I was reminded of the pilot episode of “Friends”. I saw it when it first aired and laughed. When I saw it in reruns years later, a scene jumped out and punched me in the face. Chandler and Joey had to share a blanket/bed for some reason, and one of them had to quickly assert that this doesn’t mean he’s gay (because back then sharing a bed made you insta-gay), and that the other one should not take this as an invitation to butt-rape him (because that’s what gay people do!). The other guy quickly asserted that he was also absolutely not gay, and he’s also expecting no queer stuff! Studio audience laughs.

This was just good family fun back in the day. It was so ubiquitous that I apparently didn’t notice or think anything of it in 1994. It was only watching it later that the insane homophobia of the joke was apparent, and I felt awful that I hadn’t seen it before. Even at 14 I should have seen that.

But this is the same series that later on had the napping episode, pictured above, where the guys discover that cuddle-napping on the couch is the best thing ever. During “Friends” 10 years on air, the culture shifted that dramatically. That’s kinda surprising. We’ve come a long way, and I’m old enough now I can even see some of the progress in my life time. It’s weird.

  3 Responses to “Dispatches from Aging”

  1. I always took those jokes to reflect the sexism of society and not just homophobia.
    A man and a woman sharing a bed is assumed as implicit consent. So when two guys share a bed and one of them is gay, that’s implicit consent too, right? So you have to loudly assert that you don’t consent before you get into the bed.
    Same situation as showering together: a women showering in front of men(/a man) is just asking for it, right? So a man showering with a gay man is too.

    I’m pretty sure those jokes were run with men and women too. Having to share a bed and then establishing the rules; that no one is to molest the other one.

    The main remaining homophobic joke that I hate, is the one about prison rape.
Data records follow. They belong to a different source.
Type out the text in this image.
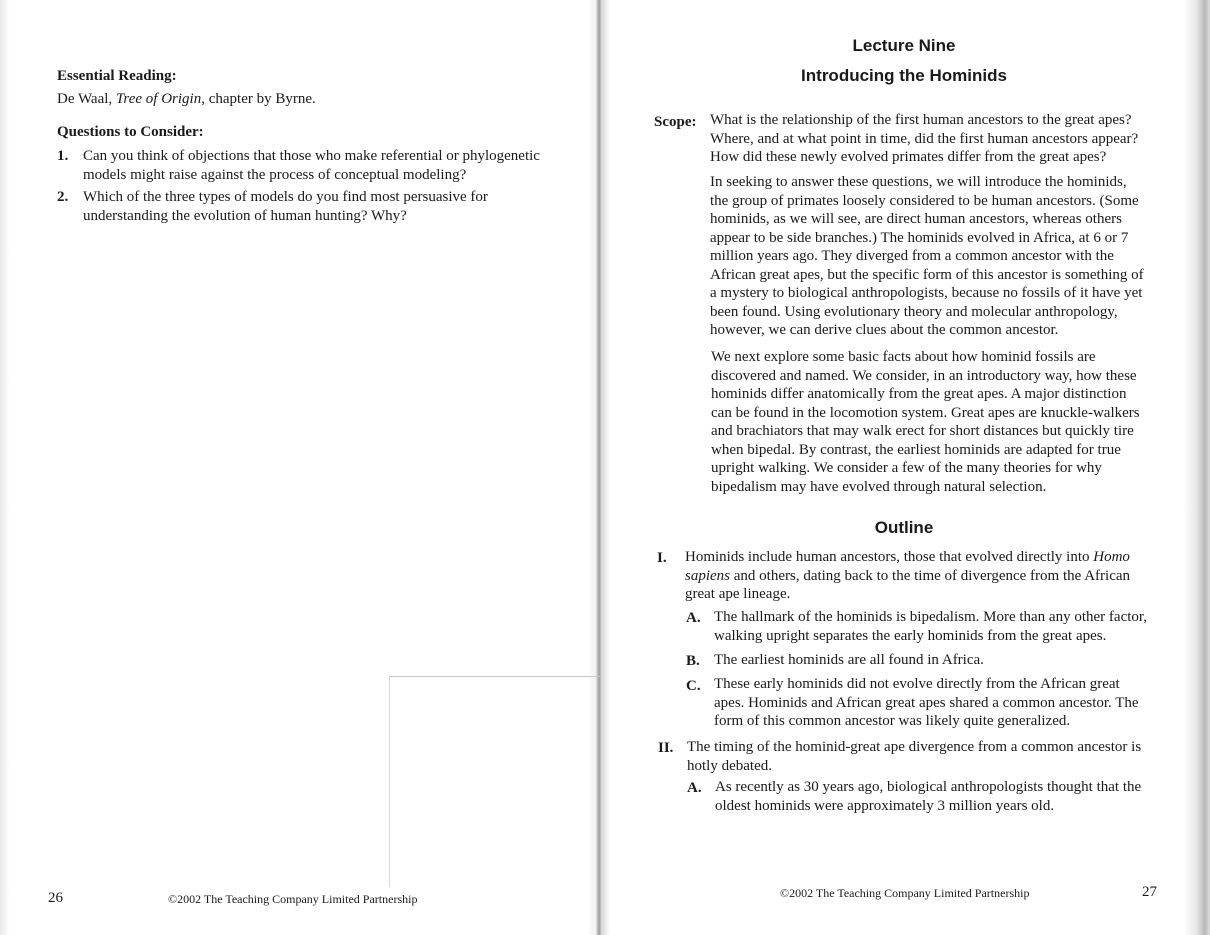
Essential Reading:
De Waal, Tree of Origin, chapter by Byrne.
Questions to Consider:
1. Can you think of objections that those who make referential or phylogenetic
models might raise against the process of conceptual modeling?
2. Which of the three types of models do you find most persuasive for
understanding the evolution of human hunting? Why?
26	©2002 The Teaching Company Limited Partnership
Lecture Nine
Introducing the Hominids
Scope: What is the relationship of the first human ancestors to the great apes?
Where, and at what point in time, did the first human ancestors appear?
How did these newly evolved primates differ from the great apes?
In seeking to answer these questions, we will introduce the hominids,
the group of primates loosely considered to be human ancestors. (Some
hominids, as we will see, are direct human ancestors, whereas others
appear to be side branches.) The hominids evolved in Africa, at 6 or 7
million years ago. They diverged from a common ancestor with the
African great apes, but the specific form of this ancestor is something of
a mystery to biological anthropologists, because no fossils of it have yet
been found. Using evolutionary theory and molecular anthropology,
however, we can derive clues about the common ancestor.
We next explore some basic facts about how hominid fossils are
discovered and named. We consider, in an introductory way, how these
hominids differ anatomically from the great apes. A major distinction
can be found in the locomotion system. Great apes are knuckle-walkers
and brachiators that may walk erect for short distances but quickly tire
when bipedal. By contrast, the earliest hominids are adapted for true
upright walking. We consider a few of the many theories for why
bipedalism may have evolved through natural selection.
Outline
I. Hominids include human ancestors, those that evolved directly into Homo
sapiens and others, dating back to the time of divergence from the African
great ape lineage.
A. The hallmark of the hominids is bipedalism. More than any other factor,
walking upright separates the early hominids from the great apes.
B. The earliest hominids are all found in Africa.
C. These early hominids did not evolve directly from the African great
apes. Hominids and African great apes shared a common ancestor. The
form of this common ancestor was likely quite generalized.
II. The timing of the hominid-great ape divergence from a common ancestor is
hotly debated.
A. As recently as 30 years ago, biological anthropologists thought that the
oldest hominids were approximately 3 million years old.
©2002 The Teaching Company Limited Partnership	27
I thought we were over that already, but I still hear/see it often enough. (Not only as jokes, but often as threats. See also every reddit thread about a terrible crime.)
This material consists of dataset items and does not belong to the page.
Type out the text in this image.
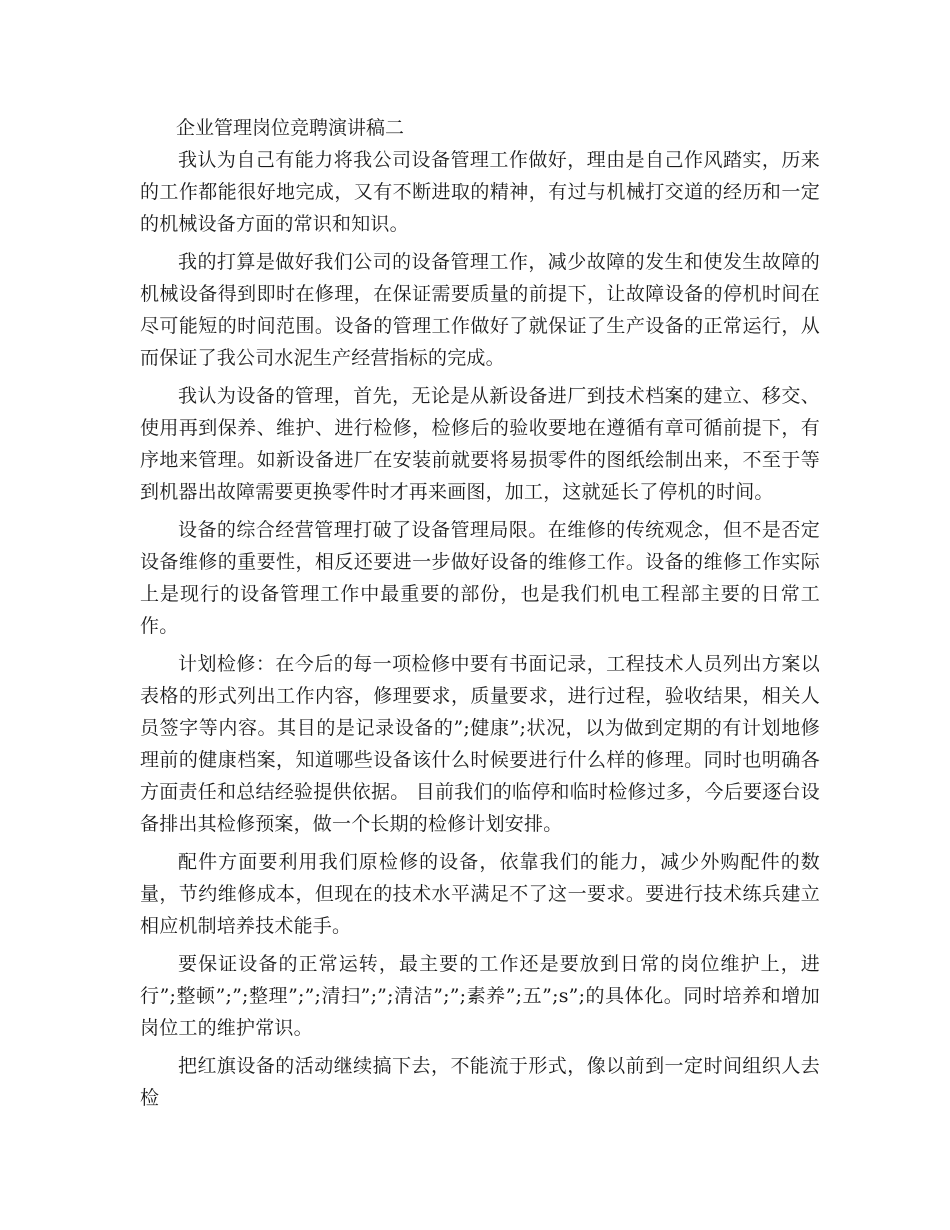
企业管理岗位竞聘演讲稿二

我认为自己有能力将我公司设备管理工作做好，理由是自己作风踏实，历来的工作都能很好地完成，又有不断进取的精神，有过与机械打交道的经历和一定的机械设备方面的常识和知识。

我的打算是做好我们公司的设备管理工作，减少故障的发生和使发生故障的机械设备得到即时在修理，在保证需要质量的前提下，让故障设备的停机时间在尽可能短的时间范围。设备的管理工作做好了就保证了生产设备的正常运行，从而保证了我公司水泥生产经营指标的完成。

我认为设备的管理，首先，无论是从新设备进厂到技术档案的建立、移交、使用再到保养、维护、进行检修，检修后的验收要地在遵循有章可循前提下，有序地来管理。如新设备进厂在安装前就要将易损零件的图纸绘制出来，不至于等到机器出故障需要更换零件时才再来画图，加工，这就延长了停机的时间。

设备的综合经营管理打破了设备管理局限。在维修的传统观念，但不是否定设备维修的重要性，相反还要进一步做好设备的维修工作。设备的维修工作实际上是现行的设备管理工作中最重要的部份，也是我们机电工程部主要的日常工作。

计划检修：在今后的每一项检修中要有书面记录，工程技术人员列出方案以表格的形式列出工作内容，修理要求，质量要求，进行过程，验收结果，相关人员签字等内容。其目的是记录设备的”;健康”;状况，以为做到定期的有计划地修理前的健康档案，知道哪些设备该什么时候要进行什么样的修理。同时也明确各方面责任和总结经验提供依据。 目前我们的临停和临时检修过多，今后要逐台设备排出其检修预案，做一个长期的检修计划安排。

配件方面要利用我们原检修的设备，依靠我们的能力，减少外购配件的数量，节约维修成本，但现在的技术水平满足不了这一要求。要进行技术练兵建立相应机制培养技术能手。

要保证设备的正常运转，最主要的工作还是要放到日常的岗位维护上，进行”;整顿”;”;整理”;”;清扫”;”;清洁”;”;素养”;五”;s”;的具体化。同时培养和增加岗位工的维护常识。

把红旗设备的活动继续搞下去，不能流于形式，像以前到一定时间组织人去检
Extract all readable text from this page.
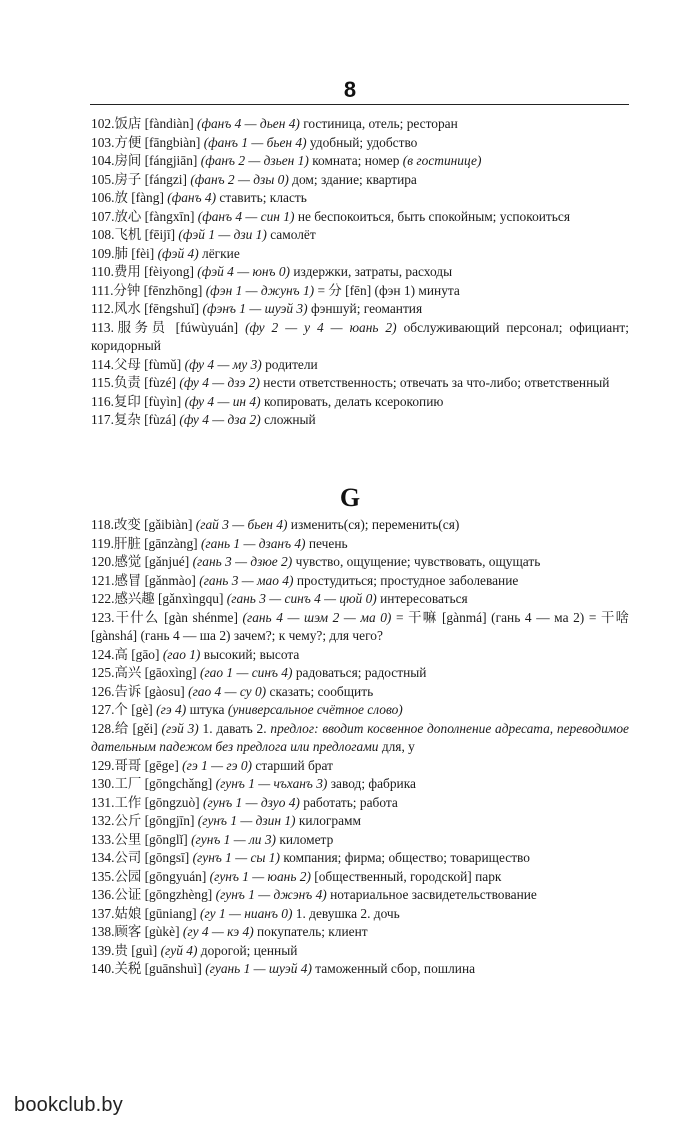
8

102.饭店 [fàndiàn] (фанъ 4 — дьен 4) гостиница, отель; ресторан

103.方便 [fāngbiàn] (фанъ 1 — бьен 4) удобный; удобство

104.房间 [fángjiān] (фанъ 2 — дзьен 1) комната; номер (в гостинице)

105.房子 [fángzi] (фанъ 2 — дзы 0) дом; здание; квартира

106.放 [fàng] (фанъ 4) ставить; класть

107.放心 [fàngxīn] (фанъ 4 — син 1) не беспокоиться, быть спокойным; успокоиться

108.飞机 [fēijī] (фэй 1 — дзи 1) самолёт

109.肺 [fèi] (фэй 4) лёгкие

110.费用 [fèiyong] (фэй 4 — юнъ 0) издержки, затраты, расходы

111.分钟 [fēnzhōng] (фэн 1 — джунъ 1) = 分 [fēn] (фэн 1) минута

112.风水 [fēngshuǐ] (фэнъ 1 — шуэй 3) фэншуй; геомантия

113.服务员 [fúwùyuán] (фу 2 — у 4 — юань 2) обслуживающий персонал; официант; коридорный

114.父母 [fùmǔ] (фу 4 — му 3) родители

115.负责 [fùzé] (фу 4 — дзэ 2) нести ответственность; отвечать за что-либо; ответственный

116.复印 [fùyìn] (фу 4 — ин 4) копировать, делать ксерокопию

117.复杂 [fùzá] (фу 4 — дза 2) сложный

G

118.改变 [gǎibiàn] (гай 3 — бьен 4) изменить(ся); переменить(ся)

119.肝脏 [gānzàng] (гань 1 — дзанъ 4) печень

120.感觉 [gǎnjué] (гань 3 — дзюе 2) чувство, ощущение; чувствовать, ощущать

121.感冒 [gǎnmào] (гань 3 — мао 4) простудиться; простудное заболевание

122.感兴趣 [gǎnxìngqu] (гань 3 — синъ 4 — цюй 0) интересоваться

123.干什么 [gàn shénme] (гань 4 — шэм 2 — ма 0) = 干嘛 [gànmá] (гань 4 — ма 2) = 干啥 [gànshá] (гань 4 — ша 2) зачем?; к чему?; для чего?

124.高 [gāo] (гао 1) высокий; высота

125.高兴 [gāoxìng] (гао 1 — синъ 4) радоваться; радостный

126.告诉 [gàosu] (гао 4 — су 0) сказать; сообщить

127.个 [gè] (гэ 4) штука (универсальное счётное слово)

128.给 [gěi] (гэй 3) 1. давать 2. предлог: вводит косвенное дополнение адресата, переводимое дательным падежом без предлога или предлогами для, у

129.哥哥 [gēge] (гэ 1 — гэ 0) старший брат

130.工厂 [gōngchǎng] (гунъ 1 — чъханъ 3) завод; фабрика

131.工作 [gōngzuò] (гунъ 1 — дзуо 4) работать; работа

132.公斤 [gōngjīn] (гунъ 1 — дзин 1) килограмм

133.公里 [gōnglǐ] (гунъ 1 — ли 3) километр

134.公司 [gōngsī] (гунъ 1 — сы 1) компания; фирма; общество; товарищество

135.公园 [gōngyuán] (гунъ 1 — юань 2) [общественный, городской] парк

136.公证 [gōngzhèng] (гунъ 1 — джэнъ 4) нотариальное засвидетельствование

137.姑娘 [gūniang] (гу 1 — нианъ 0) 1. девушка 2. дочь

138.顾客 [gùkè] (гу 4 — кэ 4) покупатель; клиент

139.贵 [guì] (гуй 4) дорогой; ценный

140.关税 [guānshuì] (гуань 1 — шуэй 4) таможенный сбор, пошлина

bookclub.by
  2. I remember one of my classmates crossdressing as a woman on Fasching (uh.. german carneval, for kids it basically means you put on a costume of whatever you want). That was either 1996 or 1997 and it was in third or fourth grade (we were 8-10 years old).
    We thought it funny but not that unusual, which may have more to do with innocent childhood than with culture, since the community in highschool was definitely homophobic.
    I was always dressed a cowboy on those occasions because I got to use toy guns (even at school) then and we got to play cops and robbers with them.

    I don’t think I’m trying to make a point here, just wanted to add that as data. Also, I think nowadays pretty much all schools prohibit toy guns. Times have changed in that regard as well.